Comparing two proteins

Any two proteins can be compared using a utility within MOPAC. The general form of the data set that allows two proteins to be compared consists of two or three lines: keywords, title, and if wanted a comment line. A minimum set of keywords would consist of GEO_DAT, GEO_REF, and COMPARE. A useful keyword to add is OUTPUT; this reduces the size of the results, and allows the important material to be found more easily. The results of a comparison consist of a standard output file that gives a detailed description of the relationship between the two proteins, their similarities and their differences, a HTML web-page, a PDB file for each of the two proteins, and other less-important files. Individual differences can be easily seen by opening the JSmol HTML web-page and using the options provided.

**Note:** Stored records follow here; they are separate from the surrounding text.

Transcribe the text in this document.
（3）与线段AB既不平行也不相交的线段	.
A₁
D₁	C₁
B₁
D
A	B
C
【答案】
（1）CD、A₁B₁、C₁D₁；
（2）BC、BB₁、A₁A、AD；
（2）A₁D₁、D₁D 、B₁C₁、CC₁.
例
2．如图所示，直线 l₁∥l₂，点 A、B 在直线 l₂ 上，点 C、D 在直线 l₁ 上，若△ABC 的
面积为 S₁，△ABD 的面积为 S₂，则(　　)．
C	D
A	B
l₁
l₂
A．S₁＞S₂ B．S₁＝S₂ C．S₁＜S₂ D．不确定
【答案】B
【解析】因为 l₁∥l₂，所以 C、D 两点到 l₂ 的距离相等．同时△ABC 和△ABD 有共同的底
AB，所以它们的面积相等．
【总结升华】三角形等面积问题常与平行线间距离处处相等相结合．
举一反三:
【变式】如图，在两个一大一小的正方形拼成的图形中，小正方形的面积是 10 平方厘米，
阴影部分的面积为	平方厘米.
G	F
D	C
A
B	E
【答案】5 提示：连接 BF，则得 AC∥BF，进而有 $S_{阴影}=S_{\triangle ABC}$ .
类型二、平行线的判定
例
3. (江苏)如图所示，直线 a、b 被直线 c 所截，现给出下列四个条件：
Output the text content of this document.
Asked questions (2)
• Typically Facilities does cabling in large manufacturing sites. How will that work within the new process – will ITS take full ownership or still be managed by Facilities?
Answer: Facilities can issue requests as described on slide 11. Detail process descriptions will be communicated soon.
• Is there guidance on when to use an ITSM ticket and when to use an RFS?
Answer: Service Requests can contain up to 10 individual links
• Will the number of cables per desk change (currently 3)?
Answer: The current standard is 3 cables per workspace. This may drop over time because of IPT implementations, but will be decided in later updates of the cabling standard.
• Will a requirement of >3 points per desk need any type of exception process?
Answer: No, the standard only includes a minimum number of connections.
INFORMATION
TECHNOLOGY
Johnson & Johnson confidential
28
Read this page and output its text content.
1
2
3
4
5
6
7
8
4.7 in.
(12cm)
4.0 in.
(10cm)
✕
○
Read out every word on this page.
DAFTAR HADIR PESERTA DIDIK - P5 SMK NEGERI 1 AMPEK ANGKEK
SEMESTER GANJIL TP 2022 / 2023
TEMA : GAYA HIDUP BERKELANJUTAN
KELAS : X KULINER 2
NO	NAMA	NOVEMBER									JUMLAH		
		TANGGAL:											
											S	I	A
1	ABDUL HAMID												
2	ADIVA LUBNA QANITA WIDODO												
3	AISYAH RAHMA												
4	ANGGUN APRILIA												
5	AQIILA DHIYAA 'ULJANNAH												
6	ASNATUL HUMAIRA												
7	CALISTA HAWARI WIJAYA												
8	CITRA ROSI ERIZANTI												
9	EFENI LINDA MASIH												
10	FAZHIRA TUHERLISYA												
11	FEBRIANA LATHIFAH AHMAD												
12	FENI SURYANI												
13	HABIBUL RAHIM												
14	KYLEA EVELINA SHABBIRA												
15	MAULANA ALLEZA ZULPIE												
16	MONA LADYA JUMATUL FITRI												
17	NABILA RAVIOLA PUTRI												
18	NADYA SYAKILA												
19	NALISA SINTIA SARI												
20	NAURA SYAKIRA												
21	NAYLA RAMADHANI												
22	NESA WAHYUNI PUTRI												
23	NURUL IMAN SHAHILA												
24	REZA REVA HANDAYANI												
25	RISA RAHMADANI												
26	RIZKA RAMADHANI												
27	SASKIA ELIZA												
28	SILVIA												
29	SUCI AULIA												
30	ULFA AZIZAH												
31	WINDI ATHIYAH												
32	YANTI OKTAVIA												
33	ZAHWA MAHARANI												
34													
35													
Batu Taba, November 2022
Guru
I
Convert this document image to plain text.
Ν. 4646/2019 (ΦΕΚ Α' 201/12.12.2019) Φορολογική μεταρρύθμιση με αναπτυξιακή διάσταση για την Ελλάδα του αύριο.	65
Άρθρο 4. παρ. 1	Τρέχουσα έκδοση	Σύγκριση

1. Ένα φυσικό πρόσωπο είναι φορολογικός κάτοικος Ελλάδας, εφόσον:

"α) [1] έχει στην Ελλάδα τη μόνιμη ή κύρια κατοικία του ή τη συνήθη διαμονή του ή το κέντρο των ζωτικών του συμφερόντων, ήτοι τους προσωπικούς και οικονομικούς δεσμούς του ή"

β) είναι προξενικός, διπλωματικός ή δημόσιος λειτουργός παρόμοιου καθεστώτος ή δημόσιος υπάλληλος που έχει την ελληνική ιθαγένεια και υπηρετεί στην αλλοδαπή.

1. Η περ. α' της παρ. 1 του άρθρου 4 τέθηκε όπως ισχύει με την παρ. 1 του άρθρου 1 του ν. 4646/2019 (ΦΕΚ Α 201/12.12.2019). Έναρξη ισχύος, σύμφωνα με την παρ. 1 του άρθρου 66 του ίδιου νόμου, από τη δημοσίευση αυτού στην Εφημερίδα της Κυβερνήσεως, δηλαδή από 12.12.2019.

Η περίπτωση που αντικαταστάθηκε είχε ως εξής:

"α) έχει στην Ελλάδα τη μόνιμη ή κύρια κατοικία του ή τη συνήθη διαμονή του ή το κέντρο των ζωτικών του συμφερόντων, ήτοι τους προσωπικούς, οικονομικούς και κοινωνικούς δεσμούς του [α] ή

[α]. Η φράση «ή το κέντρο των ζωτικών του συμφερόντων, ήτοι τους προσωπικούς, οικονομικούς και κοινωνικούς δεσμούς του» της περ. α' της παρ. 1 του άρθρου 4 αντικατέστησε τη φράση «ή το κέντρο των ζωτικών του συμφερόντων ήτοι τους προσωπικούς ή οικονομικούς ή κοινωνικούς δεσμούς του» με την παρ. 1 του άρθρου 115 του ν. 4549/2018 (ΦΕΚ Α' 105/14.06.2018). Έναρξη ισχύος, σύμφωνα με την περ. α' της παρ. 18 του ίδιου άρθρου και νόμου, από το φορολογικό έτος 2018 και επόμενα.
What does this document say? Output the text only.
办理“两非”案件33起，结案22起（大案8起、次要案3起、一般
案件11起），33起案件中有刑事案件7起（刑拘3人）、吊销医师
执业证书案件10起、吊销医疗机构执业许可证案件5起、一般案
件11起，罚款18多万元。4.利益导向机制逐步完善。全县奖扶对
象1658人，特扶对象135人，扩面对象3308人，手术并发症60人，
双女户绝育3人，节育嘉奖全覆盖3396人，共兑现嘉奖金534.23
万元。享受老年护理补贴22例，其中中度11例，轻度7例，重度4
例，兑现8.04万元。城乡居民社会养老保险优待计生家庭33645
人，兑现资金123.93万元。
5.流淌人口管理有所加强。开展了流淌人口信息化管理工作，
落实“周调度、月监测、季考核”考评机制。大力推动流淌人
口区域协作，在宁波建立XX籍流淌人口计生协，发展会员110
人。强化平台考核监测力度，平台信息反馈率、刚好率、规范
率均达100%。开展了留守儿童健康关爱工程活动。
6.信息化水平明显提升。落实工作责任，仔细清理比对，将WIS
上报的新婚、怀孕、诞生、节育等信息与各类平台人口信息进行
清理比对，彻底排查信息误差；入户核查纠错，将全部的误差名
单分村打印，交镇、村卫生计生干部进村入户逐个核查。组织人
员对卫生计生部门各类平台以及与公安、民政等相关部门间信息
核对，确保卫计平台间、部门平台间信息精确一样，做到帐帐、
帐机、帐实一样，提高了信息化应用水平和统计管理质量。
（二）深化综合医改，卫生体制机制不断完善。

Some differences in the two systems can be tolerated, for example one system might have residues missing that are present in the other system, or it might have a different ligand non-covalently bonded to a site. Provided the atoms common to both systems have the same PDB name (atom numbers are ignored), they will be included in the comparison.

Several types of comparison can be done, among these are:

Comparing two steps in a reaction mechanism or two different optimizations

Systems of this type are easy to compare, they have the same atoms, charge, and PDB atom labels. An example of such a data-set is:

 compare output noreor ++ 
  geo_dat="../All - new gradients, no PRECISE/23H 30-3.arc" ++
  geo_ref="../All - new gradients, PRECISE/23H 30-3.arc" 
 Comparison of the effect of using keyword "PRECISE" and not using it.

Keyword "NOREOR" is useful here; it prevents the small changes in orientation that are normally made when systems are compared. For neatness, the data-set uses the "++" option to split the keyword line into several lines, in this case three lines.

Comparing two raw PDB files

Comparison of two closely-related structures can be illustrated using the small protein Crambin, for which two high-resolution PDB entries exist: 1EJG and 1CBN. These can be downloaded from the Protein Data Bank; they have the default names 1EJG.pdb and 1CBN.pdb. Make up a data set, "Compare 1EJG and 1CBN.mop", that contains the two lines:

GEO_DAT="1EJG.pdb" GEO_REF="1CBN.pdb" COMPARE OUTPUT
Comparison of two PDB structures for Crambin

If this job is run, the two proteins will be compared.

Comparing two hydrogenated PDB files

When two or more PDB entries represent the same system, there is a natural strong desire to compare the various structures. A good example is provided by the small protein Crambin, for which two high-resolution PDB entries exist: 1EJG and 1CBN. After hydrogenation and optimization of the hydrogen atom positions, the two resulting ARC files can be compared using the following data-set:

 geo_dat="Crambin (1EJG).arc" ++
 geo_ref="Crambin (1CBN).arc" ++
 compare output
 Compare the hydrogenated PDB files for two models of Crambin

Examination of 1EJG and 1CBN reveals that 1CBN has a hetero-group, C₂O, this moiety is missing in 1EJG. From the PDB remarks this entity is identified as ethanol, and indeed when 1CBN is hydrogenated (ADD-H) six hydrogen atoms are added to it to form ethanol. Because of this, although the heats of formation are present in the ARC files they should be ignored in the results of the COMPARE job.